Das Arbeitsgericht wies die Klage ab. Das Landesarbeitsgericht gab der Klage im wesentlichen im Berufungsverfahren statt. Die Revision der Stadt vor dem Bundesarbeitsgericht (BAG) hat Erfolg.

Gründe

Das  BAG urteilt, dass die Stadt nicht verpflichtet gewesen ist, den Kläger nach den Vorgaben des Plan I zu beschäftigen.
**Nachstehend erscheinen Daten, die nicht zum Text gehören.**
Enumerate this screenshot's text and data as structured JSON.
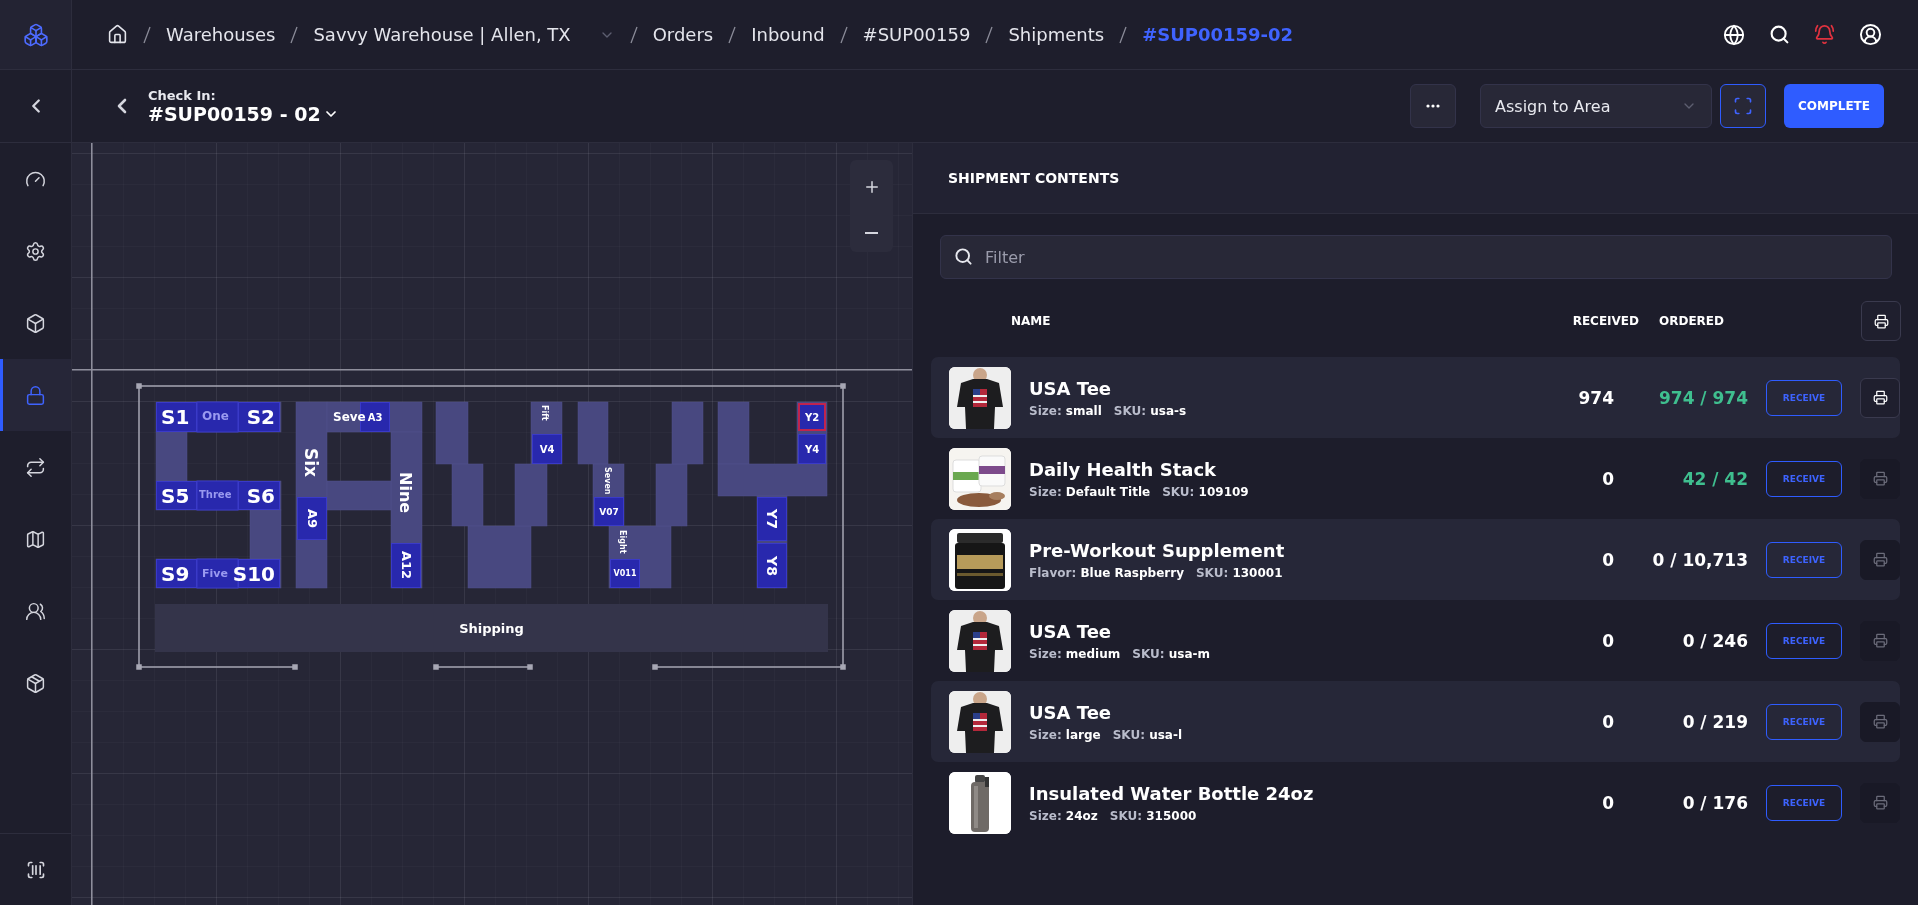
{
  "sidebar": {
    "items": [
      {
        "selected": false
      },
      {
        "selected": false
      },
      {
        "selected": false
      },
      {
        "selected": true
      },
      {
        "selected": false
      },
      {
        "selected": false
      },
      {
        "selected": false
      },
      {
        "selected": false
      }
    ]
  },
  "breadcrumbs": [
    {
      "kind": "home",
      "selected": false
    },
    {
      "kind": "link",
      "label": "Warehouses",
      "selected": false
    },
    {
      "kind": "link",
      "label": "Savvy Warehouse | Allen, TX",
      "selected": false,
      "has_dropdown": true
    },
    {
      "kind": "link",
      "label": "Orders",
      "selected": false
    },
    {
      "kind": "link",
      "label": "Inbound",
      "selected": false
    },
    {
      "kind": "link",
      "label": "#SUP00159",
      "selected": false
    },
    {
      "kind": "link",
      "label": "Shipments",
      "selected": false
    },
    {
      "kind": "link",
      "label": "#SUP00159-02",
      "selected": true
    }
  ],
  "header": {
    "caption": "Check In:",
    "title": "#SUP00159 - 02",
    "area_select": {
      "placeholder": "Assign to Area"
    },
    "complete_button": "COMPLETE"
  },
  "map": {
    "zones": [
      {
        "label": "S1",
        "selected": false
      },
      {
        "label": "S2",
        "selected": false
      },
      {
        "label": "S5",
        "selected": false
      },
      {
        "label": "S6",
        "selected": false
      },
      {
        "label": "S9",
        "selected": false
      },
      {
        "label": "S10",
        "selected": false
      },
      {
        "label": "A3",
        "selected": false
      },
      {
        "label": "A9",
        "selected": false
      },
      {
        "label": "A12",
        "selected": false
      },
      {
        "label": "V4",
        "selected": false
      },
      {
        "label": "V07",
        "selected": false
      },
      {
        "label": "V011",
        "selected": false
      },
      {
        "label": "Y2",
        "selected": true
      },
      {
        "label": "Y4",
        "selected": false
      },
      {
        "label": "Y7",
        "selected": false
      },
      {
        "label": "Y8",
        "selected": false
      }
    ],
    "area_labels": [
      "One",
      "Three",
      "Five",
      "Seve",
      "Six",
      "Nine",
      "Fift",
      "Seven",
      "Eight"
    ],
    "shipping": "Shipping"
  },
  "contents": {
    "title": "SHIPMENT CONTENTS",
    "filter": {
      "placeholder": "Filter"
    },
    "columns": [
      "NAME",
      "RECEIVED",
      "ORDERED"
    ],
    "rows": [
      {
        "thumb": {
          "kind": "picture"
        },
        "name": "USA Tee",
        "details": [
          "Size: **small**",
          "SKU: **usa-s**"
        ],
        "received": "974",
        "ordered": "974 / 974",
        "complete": true,
        "action": "RECEIVE",
        "print_enabled": true
      },
      {
        "thumb": {
          "kind": "picture"
        },
        "name": "Daily Health Stack",
        "details": [
          "Size: **Default Title**",
          "SKU: **109109**"
        ],
        "received": "0",
        "ordered": "42 / 42",
        "complete": true,
        "action": "RECEIVE",
        "print_enabled": false
      },
      {
        "thumb": {
          "kind": "picture"
        },
        "name": "Pre-Workout Supplement",
        "details": [
          "Flavor: **Blue Raspberry**",
          "SKU: **130001**"
        ],
        "received": "0",
        "ordered": "0 / 10,713",
        "complete": false,
        "action": "RECEIVE",
        "print_enabled": false
      },
      {
        "thumb": {
          "kind": "picture"
        },
        "name": "USA Tee",
        "details": [
          "Size: **medium**",
          "SKU: **usa-m**"
        ],
        "received": "0",
        "ordered": "0 / 246",
        "complete": false,
        "action": "RECEIVE",
        "print_enabled": false
      },
      {
        "thumb": {
          "kind": "picture"
        },
        "name": "USA Tee",
        "details": [
          "Size: **large**",
          "SKU: **usa-l**"
        ],
        "received": "0",
        "ordered": "0 / 219",
        "complete": false,
        "action": "RECEIVE",
        "print_enabled": false
      },
      {
        "thumb": {
          "kind": "picture"
        },
        "name": "Insulated Water Bottle 24oz",
        "details": [
          "Size: **24oz**",
          "SKU: **315000**"
        ],
        "received": "0",
        "ordered": "0 / 176",
        "complete": false,
        "action": "RECEIVE",
        "print_enabled": false
      }
    ]
  }
}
Die Stadt durfte sich mit Bezug auf die betriebsärztliche Beurteilung und die darin dargelegte Befürchtung dass der Gesundheitszustand des Klägers bei Durchführung dieses Planes in Gefahr ist, einer Beschäftigung nach diesem Plan verweigern. Zudem sei das Ausräumen von Zweifeln bis zum vorgesehenen Beginn des Plan I  am 16. November 2015 nicht möglich gewesen.

Bewertung

Das BAG stellt klar, dass bei Vorliegen begründeter Zweifel an der Geeignetheit eines Eingliederungsplans eine Ablehnung aus rechtlicher Sicht nicht zu beanstanden ist.